11. Apparatus for transferring data between a first device and a second device, the first device being operable in both a serial mode and a parallel mode, said apparatus comprising: a first input for selectively receiving data in at least one of a serial format and a parallel format from at least one of said first device and said second device; a first output for transferring data received via said first input to the other of said first device and said second device, said data being transferred in at least one of said serial format and said parallel format; and means for controlling a transfer of said data between said first device and said second device by selectively converting data of said parallel format into data of said serial format and by converting data of said serial format into data of said parallel format, said controlling means further including: a controller input for receiving data from said first device during a serial mode of operation and during a parallel mode of operation; and a controller output for transferring data to said first device during said serial mode of operation and during said parallel mode of operation.

12. Apparatus according to claim 11, wherein said first device further includes: a computer having a databus for parallel transfer of data to said first input, said second device being connected to said first output for serial transfer of data between said first output and said second device.

13. Apparatus according to claim 11, wherein said first input is connected for serial transfer of data from said second device, said first output being connected for parallel transfer of data to said first device.
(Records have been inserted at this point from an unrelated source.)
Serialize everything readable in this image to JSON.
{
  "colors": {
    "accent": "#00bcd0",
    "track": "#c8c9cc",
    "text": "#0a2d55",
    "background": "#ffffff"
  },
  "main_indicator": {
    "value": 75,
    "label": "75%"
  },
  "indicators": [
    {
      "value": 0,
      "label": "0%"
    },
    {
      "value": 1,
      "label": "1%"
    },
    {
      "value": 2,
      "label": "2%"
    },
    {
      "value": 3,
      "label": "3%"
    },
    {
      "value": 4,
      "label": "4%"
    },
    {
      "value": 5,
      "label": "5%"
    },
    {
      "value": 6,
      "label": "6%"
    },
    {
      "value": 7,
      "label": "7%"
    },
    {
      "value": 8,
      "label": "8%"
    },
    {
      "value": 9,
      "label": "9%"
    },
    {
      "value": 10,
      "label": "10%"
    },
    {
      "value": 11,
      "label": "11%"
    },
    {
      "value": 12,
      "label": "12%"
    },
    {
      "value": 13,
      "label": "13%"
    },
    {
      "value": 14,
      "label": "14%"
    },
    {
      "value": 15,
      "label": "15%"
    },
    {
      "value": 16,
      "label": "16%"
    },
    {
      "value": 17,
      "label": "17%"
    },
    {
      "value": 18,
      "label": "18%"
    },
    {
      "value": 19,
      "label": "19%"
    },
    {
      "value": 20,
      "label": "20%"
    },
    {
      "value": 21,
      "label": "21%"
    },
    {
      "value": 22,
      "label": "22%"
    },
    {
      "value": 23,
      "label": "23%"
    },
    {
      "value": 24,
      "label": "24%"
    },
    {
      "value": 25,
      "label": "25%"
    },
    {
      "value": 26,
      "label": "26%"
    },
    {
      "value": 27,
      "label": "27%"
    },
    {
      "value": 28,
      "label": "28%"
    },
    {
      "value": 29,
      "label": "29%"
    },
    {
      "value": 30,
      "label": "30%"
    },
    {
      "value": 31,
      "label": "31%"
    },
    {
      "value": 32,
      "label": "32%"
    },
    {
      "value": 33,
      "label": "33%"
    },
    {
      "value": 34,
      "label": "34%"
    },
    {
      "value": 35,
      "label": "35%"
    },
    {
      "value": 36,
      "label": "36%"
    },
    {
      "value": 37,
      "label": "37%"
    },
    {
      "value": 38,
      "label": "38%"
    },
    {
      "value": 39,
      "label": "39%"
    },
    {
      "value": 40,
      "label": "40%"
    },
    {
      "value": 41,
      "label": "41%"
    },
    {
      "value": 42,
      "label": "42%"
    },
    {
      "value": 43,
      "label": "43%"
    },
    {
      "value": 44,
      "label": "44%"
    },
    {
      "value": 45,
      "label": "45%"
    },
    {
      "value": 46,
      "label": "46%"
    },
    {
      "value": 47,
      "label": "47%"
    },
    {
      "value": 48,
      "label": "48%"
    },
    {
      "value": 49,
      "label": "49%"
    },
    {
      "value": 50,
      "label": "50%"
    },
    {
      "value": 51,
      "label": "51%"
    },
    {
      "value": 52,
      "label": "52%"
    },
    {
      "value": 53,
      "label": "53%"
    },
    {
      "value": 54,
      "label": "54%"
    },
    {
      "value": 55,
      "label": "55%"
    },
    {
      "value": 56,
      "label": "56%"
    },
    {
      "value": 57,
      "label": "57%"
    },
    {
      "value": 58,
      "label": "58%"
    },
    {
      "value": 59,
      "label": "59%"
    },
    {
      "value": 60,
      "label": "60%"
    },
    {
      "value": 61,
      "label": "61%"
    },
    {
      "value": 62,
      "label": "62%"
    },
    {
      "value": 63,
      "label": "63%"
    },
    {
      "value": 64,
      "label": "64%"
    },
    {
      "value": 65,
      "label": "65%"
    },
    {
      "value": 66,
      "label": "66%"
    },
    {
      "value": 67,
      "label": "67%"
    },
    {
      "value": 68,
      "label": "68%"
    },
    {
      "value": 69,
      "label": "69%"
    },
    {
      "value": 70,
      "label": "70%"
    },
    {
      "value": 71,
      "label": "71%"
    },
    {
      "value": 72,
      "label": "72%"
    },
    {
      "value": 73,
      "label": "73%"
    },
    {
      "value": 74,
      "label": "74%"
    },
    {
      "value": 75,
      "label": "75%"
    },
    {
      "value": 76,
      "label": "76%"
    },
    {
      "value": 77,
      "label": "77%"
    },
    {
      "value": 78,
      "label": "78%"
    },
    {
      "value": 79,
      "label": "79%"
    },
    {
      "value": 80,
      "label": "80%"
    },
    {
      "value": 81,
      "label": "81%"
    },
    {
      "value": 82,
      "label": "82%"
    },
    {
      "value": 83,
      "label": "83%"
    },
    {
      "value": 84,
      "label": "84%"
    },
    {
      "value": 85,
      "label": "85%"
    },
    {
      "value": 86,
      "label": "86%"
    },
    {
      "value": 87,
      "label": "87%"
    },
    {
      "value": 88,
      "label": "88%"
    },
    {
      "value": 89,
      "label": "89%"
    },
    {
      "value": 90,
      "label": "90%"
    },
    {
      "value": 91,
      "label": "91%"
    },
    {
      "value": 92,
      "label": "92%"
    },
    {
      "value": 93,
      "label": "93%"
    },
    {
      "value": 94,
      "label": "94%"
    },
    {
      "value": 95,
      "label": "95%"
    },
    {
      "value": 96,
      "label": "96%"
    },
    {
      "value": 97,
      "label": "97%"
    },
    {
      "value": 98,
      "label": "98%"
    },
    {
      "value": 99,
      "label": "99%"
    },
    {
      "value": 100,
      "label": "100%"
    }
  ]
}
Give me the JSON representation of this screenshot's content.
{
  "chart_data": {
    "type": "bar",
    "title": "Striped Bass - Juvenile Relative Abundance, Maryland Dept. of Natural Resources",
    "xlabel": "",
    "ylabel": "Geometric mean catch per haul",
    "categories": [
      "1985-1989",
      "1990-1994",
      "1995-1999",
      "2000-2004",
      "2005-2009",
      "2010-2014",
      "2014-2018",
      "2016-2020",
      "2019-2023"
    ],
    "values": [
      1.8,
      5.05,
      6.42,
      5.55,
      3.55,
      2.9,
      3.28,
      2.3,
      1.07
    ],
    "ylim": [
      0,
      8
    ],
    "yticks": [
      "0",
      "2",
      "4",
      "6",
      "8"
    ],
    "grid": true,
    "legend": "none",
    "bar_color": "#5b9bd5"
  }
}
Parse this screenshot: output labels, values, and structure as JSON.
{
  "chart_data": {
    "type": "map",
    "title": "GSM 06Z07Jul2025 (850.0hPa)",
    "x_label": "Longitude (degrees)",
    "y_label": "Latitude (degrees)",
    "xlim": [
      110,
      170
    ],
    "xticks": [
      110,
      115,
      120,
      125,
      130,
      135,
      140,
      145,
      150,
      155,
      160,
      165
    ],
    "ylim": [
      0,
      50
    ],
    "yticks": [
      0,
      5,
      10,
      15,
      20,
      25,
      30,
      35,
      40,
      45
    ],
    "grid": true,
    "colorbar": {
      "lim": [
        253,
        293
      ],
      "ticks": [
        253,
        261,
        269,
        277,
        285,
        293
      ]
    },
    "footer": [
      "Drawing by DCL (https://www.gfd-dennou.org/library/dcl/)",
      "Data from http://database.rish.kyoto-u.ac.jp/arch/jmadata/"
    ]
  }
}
14. Apparatus according to claim 11, wherein said controlling means further includes: means for buffering data for at least one of receipt by said controller input and transfer from said controller output.

15. A method for transferring data between a first device and a second device comprising the steps of: receiving data from at least one of said first device and said second device; transferring data received to the other of said first device and said second device; and controlling a transfer of data between said first device and said second device, said means for controlling further including: receiving data from one of said first device and said second device; and transferring data to the other of said first device and said second device; and buffering data for at least one of receipt by said controller input and transfer from said controller output.

16. A method according to claim 15, further including a step of: receiving parallel data from at least one of said first device and said second device.

17. A method according to claim 15, further including a step of: receiving serial data from at least one of said first device and said second device.

18. A method for transferring data between a first device and a second device, die first device being operable in both a serial mode and a parallel mode, comprising the steps of: selectively receiving data in at least one of a serial format and a parallel format from at least one of said first device and said second device; transferring data received to tiie other of said first device and said second device, said data being transferred in at least one of said serial format and said parallel format; and controlling a transfer of said data between said first device and said second device by selectively converting data of said parallel format into data of said serial format and by converting data of said serial format into data of said parallel format, said step of controlling further including: receiving data from said first device during a serial mode of operation and during a parallel mode of operation; and transferring data to first device during said serial mode of operation and during said parallel mode of operation.

19. A method according to claim 18, further including a step of: receiving parallel data from at least one of said first device and said second device.

20. A method according to claim 18, further including a step of: receiving serial data from at least one of said first device and said second device.